週末に鍋いっぱいのおでんを仕込んでおいて平日の夕食には毎日それを食べる、というルーティン生活をやってみたところ、これが想像以上に良かった。
献立に悩まなくていい、温めるだけですぐに食べられる、といったラクさはもちろんなのだが、それ以上に、精神的な安定感が高まるという予想外の効果がわかり、おかげで毎日をだいぶおだやかな気持ちで過ごすことができたのだ。

あの日々が忘れられず、さらに今年は冬まで待ちきれず、9月の終わりごろから始めてしまった。果たして2年目も、同じ魔法は通用するのか。


ベースにするのは、市販のレトルトおでん。スタンダードな鰹出汁、魚介スープ仕上げの海鮮炊き、鶏がら出汁の鶏鍋風、この3種類が基本ローテーションで、ときどき目新しいのを見つけてはお試ししている。正直、そこまで明確な味の差は感じないが、どれもおいしいし、具材が少しずつ違っているのもうれしい。ここに好きな具材を足すだけで、私のためのおでんができあがる。

大根とこんにゃくは多めに。肉は牛すじか厚切りの豚バラ、たまーにシャウエッセン。じゃがいもは小さめなら丸ごと、大きければ半分に切る。厚揚げは、去年いろいろ食べ比べて本命と決めたものを今年も。賞味期限が近い豆腐や半端に残ったキャベツの芯なんかがあれば、それも入れちゃう。セブンイレブンのだし巻き卵は、最近になって発見したスペシャル具材。最後に足す水と出汁の量は、いつも適当。

いろいろ工夫してつくってみても、できあがるのは毎回おでん。だから食べるのも毎日おでん。それなのに全然飽きないのは、どうしてだろう。
ビールもハイボールも、どっちにも合う。ひやおろしを開ければ、もう間違いなし。柚子胡椒だったり、からしだったり、味噌だれも試してみたり。横にコンビニのカップデリなんか添えると、まあ豪華。
毎晩おいしい。毎晩うれしい。そんなささやかな幸福感とともに、一日がおだやかに終わっていく。

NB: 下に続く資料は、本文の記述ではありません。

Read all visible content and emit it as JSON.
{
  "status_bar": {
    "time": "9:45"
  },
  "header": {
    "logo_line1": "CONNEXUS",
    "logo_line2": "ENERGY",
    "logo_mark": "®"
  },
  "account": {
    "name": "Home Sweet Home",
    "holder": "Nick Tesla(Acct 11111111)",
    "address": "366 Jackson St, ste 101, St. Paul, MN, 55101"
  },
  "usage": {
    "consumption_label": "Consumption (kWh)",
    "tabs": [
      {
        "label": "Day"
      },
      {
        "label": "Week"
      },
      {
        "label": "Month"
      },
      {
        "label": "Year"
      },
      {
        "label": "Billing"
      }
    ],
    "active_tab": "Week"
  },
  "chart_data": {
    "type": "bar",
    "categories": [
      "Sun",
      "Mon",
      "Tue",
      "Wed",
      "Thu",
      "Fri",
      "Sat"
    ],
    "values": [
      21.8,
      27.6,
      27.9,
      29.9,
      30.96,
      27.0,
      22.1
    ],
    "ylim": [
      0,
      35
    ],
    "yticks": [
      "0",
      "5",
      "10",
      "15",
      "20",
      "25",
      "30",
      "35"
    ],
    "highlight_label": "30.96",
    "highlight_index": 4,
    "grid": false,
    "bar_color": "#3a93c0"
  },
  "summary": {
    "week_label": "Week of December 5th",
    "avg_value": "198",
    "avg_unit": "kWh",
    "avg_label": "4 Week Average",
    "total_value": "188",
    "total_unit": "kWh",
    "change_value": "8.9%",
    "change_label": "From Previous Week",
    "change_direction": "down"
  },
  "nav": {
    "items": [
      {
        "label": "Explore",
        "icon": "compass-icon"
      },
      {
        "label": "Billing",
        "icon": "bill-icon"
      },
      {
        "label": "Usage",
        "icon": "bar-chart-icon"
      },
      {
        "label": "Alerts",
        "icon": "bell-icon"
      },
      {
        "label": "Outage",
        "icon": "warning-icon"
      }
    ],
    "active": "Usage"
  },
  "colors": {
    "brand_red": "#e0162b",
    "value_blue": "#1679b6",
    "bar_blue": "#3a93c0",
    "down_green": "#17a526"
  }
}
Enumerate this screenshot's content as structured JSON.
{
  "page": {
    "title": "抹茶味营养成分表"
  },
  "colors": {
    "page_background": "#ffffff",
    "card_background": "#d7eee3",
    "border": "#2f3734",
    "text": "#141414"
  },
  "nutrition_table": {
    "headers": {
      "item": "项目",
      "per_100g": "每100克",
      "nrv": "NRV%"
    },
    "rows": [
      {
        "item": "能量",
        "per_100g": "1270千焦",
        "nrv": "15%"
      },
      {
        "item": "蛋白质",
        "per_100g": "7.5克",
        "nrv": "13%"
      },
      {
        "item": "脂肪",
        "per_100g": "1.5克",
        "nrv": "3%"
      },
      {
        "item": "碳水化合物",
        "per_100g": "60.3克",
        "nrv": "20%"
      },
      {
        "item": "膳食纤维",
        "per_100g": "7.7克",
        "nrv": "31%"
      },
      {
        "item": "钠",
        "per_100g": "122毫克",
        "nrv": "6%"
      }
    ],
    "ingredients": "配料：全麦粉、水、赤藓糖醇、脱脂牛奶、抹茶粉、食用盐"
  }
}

家に帰ればおでんがある。この言葉が持つ魔法のような効果は、2年目になっても相変わらず強かった。

仕事に行きたくなくて沈んだ気分で玄関を出る朝も、「夜はおでんだ」と思えば、とりあえず一日がんばってみようと切り替えられる。筋が通らない主張で押し切ろうとしてくる人に辟易しても、「うちはおでんなんだ」と思い出せば、怒りの感情が横道へと逸れていく。
そんなことでメンタルが安定してしまう私が変わっているのか、はたまた世の中のたいていのことはおでんほど重要じゃないということなのか。この問いはくだらないようでいて意外と本質的なところである気もしているので、ゆっくりじっくり検証していきたい。

というわけで、今年も「おでん幸福論」を唱えながら、深まりゆく秋を過ごしています。